Might try that next time :-)

> However understand that new things might be coming onboard and other
> things will be removed, so this might be a problem for some packages
> that do or so not exist anymore with a new distribution (e.g. 11.1)

I understand this is complicated. On the other hand, it is always a bit
annoying to have to use software management so often the first couple of
days after an update to re-add all the things you used frequently and
are not yet installed (thanks to a much faster zypper this is a lot more
acceptable). One of the reasons for a fresh install is to get the
software collection SuSE thinks is good. Guess ideally I'd like it to
make everything available that has been used recently (better:
frequently & recently), possibly suggesting `now, app X is the suggested
app to do T, would you like the old Y or should I install X?'.

Used recently can be obtained in the old system before upgrade from
file access times, but this is generally unreliable. Better would be
to use info from accounting, but this is not installed by defaut.

Cheers --- Jan
From: houghi on
Jan Wielemaker wrote:
> It can already find the linux partitions. If I ask for upgrade it will
> ask for the root (if I recall well) and nicely get the installation
> config from there. Shouldn't be too hard to use that info for a new
> install too, I guess.

Ah, the famous 'shouldn't be too hard' words. :-D

Well, file a bugreport and perhaps they think is is a good idea and
include it.

> I understand this is complicated. On the other hand, it is always a bit
> annoying to have to use software management so often the first couple of
> days after an update to re-add all the things you used frequently and
> are not yet installed (thanks to a much faster zypper this is a lot more
> acceptable).

The best advice I can give you is: if it ain't broke, don't fix it. So
no need to update unless you must. I am sure there are many people still
enjoying their 10.1 or 10.2 (or even older) openSUSE.
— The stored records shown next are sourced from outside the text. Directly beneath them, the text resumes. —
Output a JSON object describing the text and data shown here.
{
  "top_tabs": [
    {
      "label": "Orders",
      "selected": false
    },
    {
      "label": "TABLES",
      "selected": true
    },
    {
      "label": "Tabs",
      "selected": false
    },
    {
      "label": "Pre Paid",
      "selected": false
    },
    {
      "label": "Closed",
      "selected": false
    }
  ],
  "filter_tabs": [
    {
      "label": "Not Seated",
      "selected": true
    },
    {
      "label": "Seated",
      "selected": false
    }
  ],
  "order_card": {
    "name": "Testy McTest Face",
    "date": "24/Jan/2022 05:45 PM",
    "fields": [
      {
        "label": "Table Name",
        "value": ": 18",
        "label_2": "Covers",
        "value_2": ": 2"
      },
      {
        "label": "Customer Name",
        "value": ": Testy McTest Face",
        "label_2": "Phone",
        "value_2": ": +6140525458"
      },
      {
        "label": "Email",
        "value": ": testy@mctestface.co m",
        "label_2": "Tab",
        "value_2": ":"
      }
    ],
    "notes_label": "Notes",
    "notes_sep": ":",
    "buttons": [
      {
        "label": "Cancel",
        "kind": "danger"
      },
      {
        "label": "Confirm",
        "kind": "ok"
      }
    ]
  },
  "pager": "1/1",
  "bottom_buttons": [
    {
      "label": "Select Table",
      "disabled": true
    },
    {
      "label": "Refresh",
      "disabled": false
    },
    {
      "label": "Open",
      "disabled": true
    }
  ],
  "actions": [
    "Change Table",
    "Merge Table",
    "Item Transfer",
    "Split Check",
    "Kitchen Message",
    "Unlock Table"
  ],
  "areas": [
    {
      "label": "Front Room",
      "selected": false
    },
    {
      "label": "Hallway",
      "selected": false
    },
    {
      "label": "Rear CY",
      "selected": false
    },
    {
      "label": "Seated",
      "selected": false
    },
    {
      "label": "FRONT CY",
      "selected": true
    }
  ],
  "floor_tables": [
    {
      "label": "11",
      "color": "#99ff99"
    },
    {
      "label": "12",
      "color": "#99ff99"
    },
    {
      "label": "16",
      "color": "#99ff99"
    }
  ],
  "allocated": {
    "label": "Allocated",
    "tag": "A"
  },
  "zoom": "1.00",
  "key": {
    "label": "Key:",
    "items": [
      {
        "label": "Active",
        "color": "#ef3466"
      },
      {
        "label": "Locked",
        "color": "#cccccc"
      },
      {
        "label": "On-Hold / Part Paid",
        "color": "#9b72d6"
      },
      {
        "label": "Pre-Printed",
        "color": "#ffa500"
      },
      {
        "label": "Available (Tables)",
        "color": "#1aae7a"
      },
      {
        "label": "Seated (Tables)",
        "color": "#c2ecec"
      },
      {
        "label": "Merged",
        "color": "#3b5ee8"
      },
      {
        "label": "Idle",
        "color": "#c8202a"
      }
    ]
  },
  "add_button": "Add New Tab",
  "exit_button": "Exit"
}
> One of the reasons for a fresh install is to get the
> software collection SuSE thinks is good. Guess ideally I'd like it to
> make everything available that has been used recently (better:
> frequently & recently), possibly suggesting `now, app X is the suggested
> app to do T, would you like the old Y or should I install X?'.

Oh boy. That would realy be nice to have. Unrealistic at this moment due
to the amount of work that goes into it, but nice.

> Used recently can be obtained in the old system before upgrade from
> file access times, but this is generally unreliable. Better would be
> to use info from accounting, but this is not installed by defaut.

OK. Let us look at this in a realistic way at what would happen. First
of all what you are actualy doing is an upgrade. Why not try an upgrade
and do the following:
1) Backup
2) Try the upgrade
3) If the upgrade fails do the new installation

That way almost all will be upgraded.

Now concerning your wish and what would happen:

You run 10.3 (and I am going only to think about one version new
install/upgrades. Going further would make it even MORE difficult).
It sees that you run KDE 3 and ask if you want to run KDE 4. You say
yes. Now you have to answer wether or not you would like to have a newer
version of each and every program that you ran on 10.3.

Now some version of software might be very logical to decide (e.g. FF2
or FF3) others might not be so clear. Then there will be the dependency
hell afterwards to clean up.

And this is not even going into the fact that some software might not
even be available anymore or isn't even distributed by openSUSE, so they
have NO idea wether this would work or not.

houghi
--
The blue light suddenly flashed on my horrified face. What a disaster!
Oh, the humanity! I never thought it would happen to me. How terrifying
it is to see for yourself "*The Blue Screen of Death*".